Senior US military officials have pushed back a final go-ahead decision from late 2004 until late April or May 2005. At that point, the US Defense Acquisition Board will decide whether the CH-53X - now renamed the Heavy-Lift Helicopter Replacement (HLR) - programme can be moved immediately into a 10-year development and demonstration phase.

Congress allocated $103 million in fiscal year 2005 to launch risk reduction work on the USMC's projected 154-aircraft order, and Sikorsky is expecting an "imminent" contract award, says David Haines, the company's H-53 programme manager.
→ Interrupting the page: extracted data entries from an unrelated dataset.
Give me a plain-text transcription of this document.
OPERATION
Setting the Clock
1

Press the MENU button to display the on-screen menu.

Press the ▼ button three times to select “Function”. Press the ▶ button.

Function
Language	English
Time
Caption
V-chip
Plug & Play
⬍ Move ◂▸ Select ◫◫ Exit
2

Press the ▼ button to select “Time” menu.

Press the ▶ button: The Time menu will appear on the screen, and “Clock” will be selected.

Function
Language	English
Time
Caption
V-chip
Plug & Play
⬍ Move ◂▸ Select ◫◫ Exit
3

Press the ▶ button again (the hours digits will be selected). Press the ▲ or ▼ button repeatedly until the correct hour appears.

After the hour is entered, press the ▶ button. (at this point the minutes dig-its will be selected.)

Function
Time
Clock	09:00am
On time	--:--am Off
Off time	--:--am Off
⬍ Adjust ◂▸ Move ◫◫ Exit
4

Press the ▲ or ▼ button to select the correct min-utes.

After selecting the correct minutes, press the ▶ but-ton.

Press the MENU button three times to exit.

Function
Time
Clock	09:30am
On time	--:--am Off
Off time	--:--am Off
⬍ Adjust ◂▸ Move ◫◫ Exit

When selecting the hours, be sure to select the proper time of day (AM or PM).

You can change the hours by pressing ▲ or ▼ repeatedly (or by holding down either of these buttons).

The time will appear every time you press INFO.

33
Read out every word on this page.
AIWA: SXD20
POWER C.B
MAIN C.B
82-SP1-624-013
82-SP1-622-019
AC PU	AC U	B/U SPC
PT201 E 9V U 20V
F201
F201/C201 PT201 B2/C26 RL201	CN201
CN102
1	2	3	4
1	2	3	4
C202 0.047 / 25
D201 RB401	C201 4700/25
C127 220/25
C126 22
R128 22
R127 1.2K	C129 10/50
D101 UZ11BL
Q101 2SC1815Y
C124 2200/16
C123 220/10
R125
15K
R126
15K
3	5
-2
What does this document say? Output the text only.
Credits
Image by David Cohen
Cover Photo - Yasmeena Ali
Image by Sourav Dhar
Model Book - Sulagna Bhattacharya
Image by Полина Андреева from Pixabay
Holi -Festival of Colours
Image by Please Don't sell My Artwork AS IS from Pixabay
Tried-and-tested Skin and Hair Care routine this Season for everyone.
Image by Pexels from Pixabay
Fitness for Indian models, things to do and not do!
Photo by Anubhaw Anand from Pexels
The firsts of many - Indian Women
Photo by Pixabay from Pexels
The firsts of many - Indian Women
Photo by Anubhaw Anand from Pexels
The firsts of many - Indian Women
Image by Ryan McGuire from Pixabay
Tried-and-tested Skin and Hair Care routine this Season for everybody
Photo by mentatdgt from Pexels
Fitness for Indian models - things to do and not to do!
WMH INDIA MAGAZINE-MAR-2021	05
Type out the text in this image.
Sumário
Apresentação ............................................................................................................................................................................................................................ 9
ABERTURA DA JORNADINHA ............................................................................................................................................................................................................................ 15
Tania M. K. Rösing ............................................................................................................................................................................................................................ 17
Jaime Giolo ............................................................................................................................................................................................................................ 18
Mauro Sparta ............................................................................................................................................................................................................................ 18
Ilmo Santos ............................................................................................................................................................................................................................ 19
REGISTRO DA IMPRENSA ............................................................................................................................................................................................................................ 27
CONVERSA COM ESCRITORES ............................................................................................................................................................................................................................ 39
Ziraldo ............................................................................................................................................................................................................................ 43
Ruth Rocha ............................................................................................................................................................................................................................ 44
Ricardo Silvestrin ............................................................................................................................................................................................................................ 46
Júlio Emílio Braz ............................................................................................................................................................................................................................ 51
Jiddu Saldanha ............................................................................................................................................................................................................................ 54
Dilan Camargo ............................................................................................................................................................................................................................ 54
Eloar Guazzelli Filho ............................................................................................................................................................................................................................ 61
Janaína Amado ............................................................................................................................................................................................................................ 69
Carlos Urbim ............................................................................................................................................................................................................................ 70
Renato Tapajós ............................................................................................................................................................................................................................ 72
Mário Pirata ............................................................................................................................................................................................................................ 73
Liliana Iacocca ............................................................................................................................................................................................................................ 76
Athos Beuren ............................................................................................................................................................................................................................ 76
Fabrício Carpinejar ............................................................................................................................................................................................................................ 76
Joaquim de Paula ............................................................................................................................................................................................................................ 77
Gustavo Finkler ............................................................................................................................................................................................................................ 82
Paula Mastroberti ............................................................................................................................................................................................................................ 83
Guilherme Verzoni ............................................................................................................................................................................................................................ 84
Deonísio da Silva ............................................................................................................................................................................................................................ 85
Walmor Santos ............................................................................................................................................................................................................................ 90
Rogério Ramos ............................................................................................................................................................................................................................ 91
The money will enable Sikorsky to refine designs for an advanced rotor with a "cathedral"-shaped blade tip, which will add 2,270kg (5,000lb) more lift by using a dihedral-anhedral surface.

Sikorsky also can use the 2005 funds to get an engine competition under way, with a solicitation to be issued by February or March expected to draw at least four contenders. Candidate engines include the General Electric GE38 and Pratt & Whitney Canada PW150, plus uprated versions of Honeywell's T55-715B and the Rolls-Royce AE1107C that powers the USMC's Bell Boeing V-22 Osprey tiltrotor.

The R-R engine would allow the marines to share a logistics and training base between the HLR and V-22 programmes, but Sikorsky has plans to negate that advantage. Haines says one option is to propose that any engine selected for the HLR in early 2006 will also be retrofitted to the V-22.

If the HLR is approved for development in early 2005, Sikorsky has plans to complete a preliminary design review by 30 June 2006 and a critical design review by 30 September 2008.

First flight of the new aircraft would occur in mid-2011, and the first operational unit would be fielded before September 2015.